The attempt to be infallible drives out credibility and makes us look like assholes.

Peer-to-peer is about us making the communication world ours again. Wikipedia is for us. It’s ours. It cares first and foremost about us. Craigslist is ours. People fall in love and get married on Craigslist.

YouTube is ours. It enables us to organize content the way that we want to, the way no TV channel ever could. It feels like ours. It exists for us.

Google feels like ours. That simple home page feels personal. If marketers saw that home page, they’d want to throw all kinds of ads around it.

Tap customer conversations for blog content

Lee Odden suggests that customer interaction can be great blog material.
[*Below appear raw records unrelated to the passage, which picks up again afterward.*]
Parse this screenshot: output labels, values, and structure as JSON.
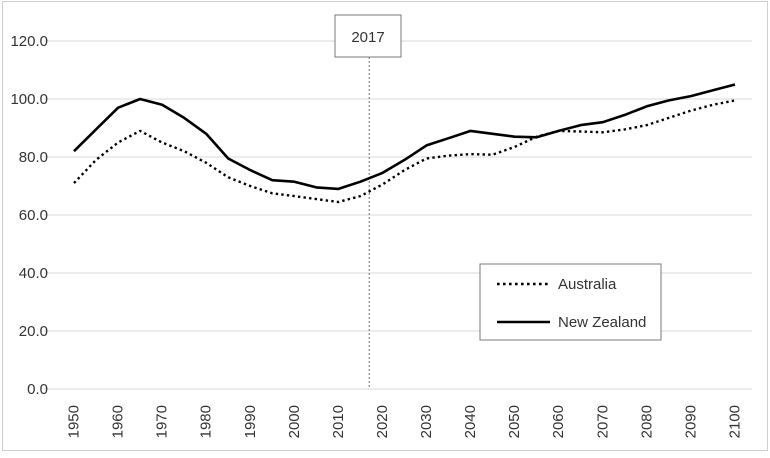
{
  "chart_data": {
    "type": "line",
    "x": [
      1950,
      1955,
      1960,
      1965,
      1970,
      1975,
      1980,
      1985,
      1990,
      1995,
      2000,
      2005,
      2010,
      2015,
      2020,
      2025,
      2030,
      2035,
      2040,
      2045,
      2050,
      2055,
      2060,
      2065,
      2070,
      2075,
      2080,
      2085,
      2090,
      2095,
      2100
    ],
    "x_ticks": [
      "1950",
      "1960",
      "1970",
      "1980",
      "1990",
      "2000",
      "2010",
      "2020",
      "2030",
      "2040",
      "2050",
      "2060",
      "2070",
      "2080",
      "2090",
      "2100"
    ],
    "y_ticks": [
      "0.0",
      "20.0",
      "40.0",
      "60.0",
      "80.0",
      "100.0",
      "120.0"
    ],
    "ylim": [
      0,
      120
    ],
    "xlim": [
      1950,
      2100
    ],
    "grid": "horizontal",
    "legend_position": "bottom-right",
    "series": [
      {
        "name": "Australia",
        "style": "dotted",
        "values": [
          71,
          79,
          85,
          89,
          85,
          82,
          78,
          73,
          70,
          67.5,
          66.5,
          65.5,
          64.5,
          66.5,
          70.5,
          75.5,
          79.5,
          80.5,
          81,
          80.8,
          83.5,
          87,
          89,
          88.8,
          88.5,
          89.5,
          91,
          93.5,
          96,
          98,
          99.5
        ]
      },
      {
        "name": "New Zealand",
        "style": "solid",
        "values": [
          82,
          89.5,
          97,
          100,
          98,
          93.5,
          88,
          79.5,
          75.5,
          72,
          71.5,
          69.5,
          69,
          71.5,
          74.5,
          79,
          84,
          86.5,
          89,
          88,
          87,
          86.8,
          89,
          91,
          92,
          94.5,
          97.5,
          99.5,
          101,
          103,
          105
        ]
      }
    ],
    "annotations": [
      {
        "label": "2017",
        "x": 2017
      }
    ]
  }
}
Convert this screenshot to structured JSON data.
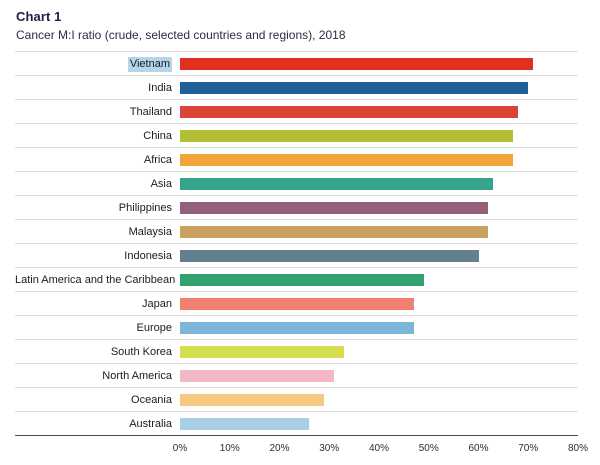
{
  "header": {
    "title": "Chart 1",
    "subtitle": "Cancer M:I ratio (crude, selected countries and regions), 2018"
  },
  "chart_data": {
    "type": "bar",
    "orientation": "horizontal",
    "title": "Chart 1",
    "subtitle": "Cancer M:I ratio (crude, selected countries and regions), 2018",
    "xlabel": "",
    "ylabel": "",
    "xlim": [
      0,
      80
    ],
    "x_ticks": [
      "0%",
      "10%",
      "20%",
      "30%",
      "40%",
      "50%",
      "60%",
      "70%",
      "80%"
    ],
    "grid": false,
    "legend": "none",
    "highlight_color": "#b5d5ea",
    "rows": [
      {
        "label": "Vietnam",
        "value": 71,
        "color": "#e0301e",
        "label_highlighted": true
      },
      {
        "label": "India",
        "value": 70,
        "color": "#215f9a",
        "label_highlighted": false
      },
      {
        "label": "Thailand",
        "value": 68,
        "color": "#dc4437",
        "label_highlighted": false
      },
      {
        "label": "China",
        "value": 67,
        "color": "#b3bf35",
        "label_highlighted": false
      },
      {
        "label": "Africa",
        "value": 67,
        "color": "#f2a33a",
        "label_highlighted": false
      },
      {
        "label": "Asia",
        "value": 63,
        "color": "#33a38a",
        "label_highlighted": false
      },
      {
        "label": "Philippines",
        "value": 62,
        "color": "#96607d",
        "label_highlighted": false
      },
      {
        "label": "Malaysia",
        "value": 62,
        "color": "#c9a35e",
        "label_highlighted": false
      },
      {
        "label": "Indonesia",
        "value": 60,
        "color": "#64808e",
        "label_highlighted": false
      },
      {
        "label": "Latin America and the Caribbean",
        "value": 49,
        "color": "#33a06f",
        "label_highlighted": false
      },
      {
        "label": "Japan",
        "value": 47,
        "color": "#ef8070",
        "label_highlighted": false
      },
      {
        "label": "Europe",
        "value": 47,
        "color": "#7eb6d9",
        "label_highlighted": false
      },
      {
        "label": "South Korea",
        "value": 33,
        "color": "#d3dd4e",
        "label_highlighted": false
      },
      {
        "label": "North America",
        "value": 31,
        "color": "#f2b8c6",
        "label_highlighted": false
      },
      {
        "label": "Oceania",
        "value": 29,
        "color": "#f7c97e",
        "label_highlighted": false
      },
      {
        "label": "Australia",
        "value": 26,
        "color": "#a9cfe5",
        "label_highlighted": false
      }
    ]
  }
}
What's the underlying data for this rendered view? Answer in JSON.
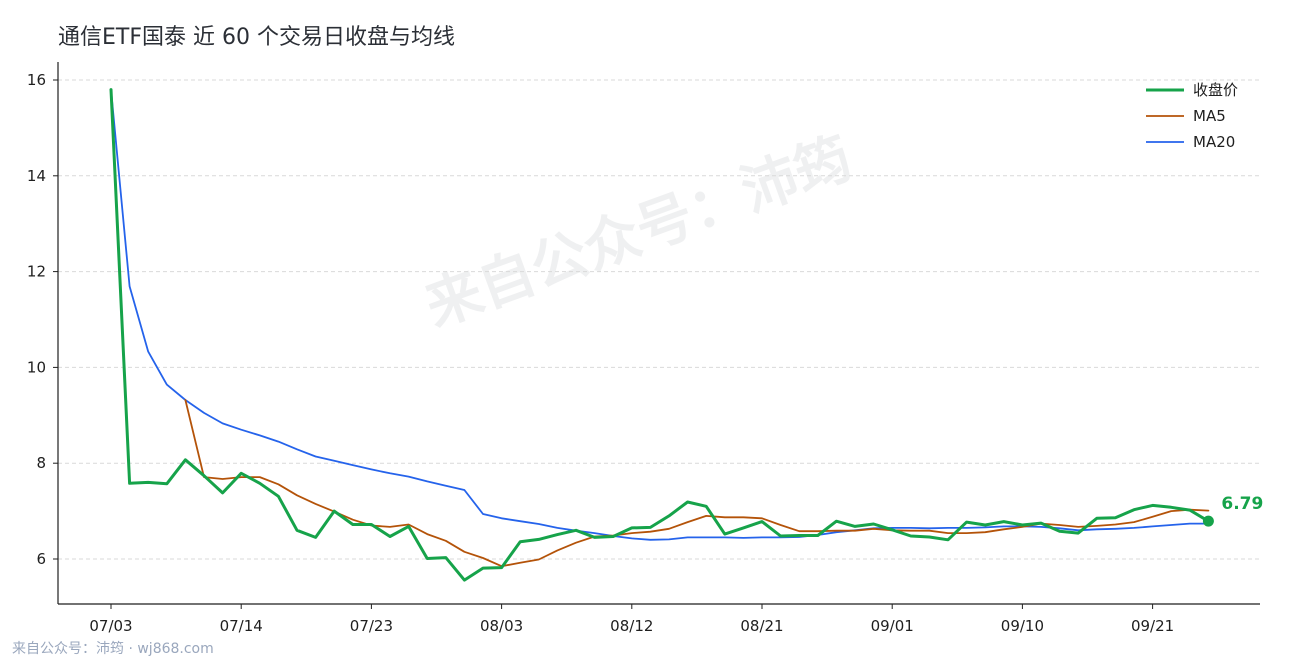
{
  "title": "通信ETF国泰 近 60 个交易日收盘与均线",
  "footer": "来自公众号：沛筠 · wj868.com",
  "watermark": "来自公众号：沛筠",
  "chart_data": {
    "type": "line",
    "title": "通信ETF国泰 近 60 个交易日收盘与均线",
    "xlabel": "",
    "ylabel": "",
    "ylim": [
      5,
      16.6
    ],
    "yticks": [
      6,
      8,
      10,
      12,
      14,
      16
    ],
    "xticks": [
      "07/03",
      "07/14",
      "07/23",
      "08/03",
      "08/12",
      "08/21",
      "09/01",
      "09/10",
      "09/21"
    ],
    "xtick_index": [
      0,
      7,
      14,
      21,
      28,
      35,
      42,
      49,
      56
    ],
    "grid": "horizontal dashed",
    "legend_position": "top-right",
    "last_value_label": "6.79",
    "series": [
      {
        "name": "收盘价",
        "color": "#16a34a",
        "values": [
          15.8,
          7.58,
          7.6,
          7.57,
          8.07,
          7.74,
          7.38,
          7.79,
          7.58,
          7.31,
          6.6,
          6.45,
          7.0,
          6.72,
          6.72,
          6.47,
          6.68,
          6.01,
          6.03,
          5.56,
          5.81,
          5.82,
          6.36,
          6.41,
          6.51,
          6.6,
          6.45,
          6.47,
          6.65,
          6.66,
          6.9,
          7.19,
          7.1,
          6.52,
          6.65,
          6.78,
          6.48,
          6.49,
          6.49,
          6.79,
          6.68,
          6.73,
          6.61,
          6.48,
          6.46,
          6.4,
          6.77,
          6.71,
          6.78,
          6.71,
          6.75,
          6.58,
          6.54,
          6.85,
          6.86,
          7.03,
          7.12,
          7.08,
          7.02,
          6.79
        ]
      },
      {
        "name": "MA5",
        "color": "#b45309",
        "values": [
          null,
          null,
          null,
          null,
          9.32,
          7.71,
          7.67,
          7.71,
          7.71,
          7.56,
          7.33,
          7.15,
          6.99,
          6.82,
          6.7,
          6.67,
          6.72,
          6.52,
          6.38,
          6.15,
          6.02,
          5.85,
          5.92,
          5.99,
          6.18,
          6.34,
          6.47,
          6.49,
          6.54,
          6.57,
          6.63,
          6.77,
          6.9,
          6.87,
          6.87,
          6.85,
          6.71,
          6.58,
          6.58,
          6.59,
          6.59,
          6.63,
          6.6,
          6.59,
          6.59,
          6.54,
          6.54,
          6.56,
          6.62,
          6.67,
          6.74,
          6.71,
          6.67,
          6.69,
          6.72,
          6.77,
          6.88,
          7.0,
          7.03,
          7.01
        ]
      },
      {
        "name": "MA20",
        "color": "#2563eb",
        "values": [
          15.8,
          11.69,
          10.33,
          9.64,
          9.32,
          9.05,
          8.83,
          8.7,
          8.58,
          8.45,
          8.29,
          8.14,
          8.05,
          7.96,
          7.87,
          7.79,
          7.72,
          7.62,
          7.53,
          7.44,
          6.94,
          6.85,
          6.79,
          6.73,
          6.65,
          6.59,
          6.54,
          6.48,
          6.43,
          6.4,
          6.41,
          6.45,
          6.45,
          6.45,
          6.44,
          6.45,
          6.45,
          6.46,
          6.5,
          6.56,
          6.6,
          6.64,
          6.65,
          6.65,
          6.64,
          6.65,
          6.65,
          6.66,
          6.68,
          6.68,
          6.67,
          6.64,
          6.6,
          6.62,
          6.63,
          6.65,
          6.68,
          6.71,
          6.74,
          6.74
        ]
      }
    ]
  }
}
It’s a good idea. Lots of businesses have customer service groups and many of them capture customer conversations in their databases. Why not take the best questions and answers, clean them up and expose them on a blog? So what if it’s the same as an FAQ? This approach is faster and it’ll probably do better on search results.

Add this to your list of successful approaches to blogging that don’t require a lot of time or money.

Shady ethics in the blogosphere

Scott Kirsner, former Boston Globe writer, has a thoughtful piece on disclosure in the blogosphere. He points out the ethical dilemmas posed by business’ efforts to court bloggers with free stuff and even cash payments for positive coverage. There is no code of ethics in the blogosphere, of course, outside of perhaps the Cluetrain Manifesto, so it’s up to the readers to decide whom to believe.

Personally, I believe this issue will work itself out at the grass roots level. Look at Engadget and BoingBoing, which are two of the most popular and successful blogs. They need to uphold high standards or their audiences would quickly desert them. The same holds true at less-popular titles. The blogosphere is self-policing, and any popular blogger who tries to deceive his or her audience will be quickly smoked out. Once you get a reputation for shady ethics, it’s very difficult to recover. Any blogger who wants to build a long-term franchise will be very careful not to cross that line.

There will always be con men in social media, but their influence will be limited. The readers will see to that.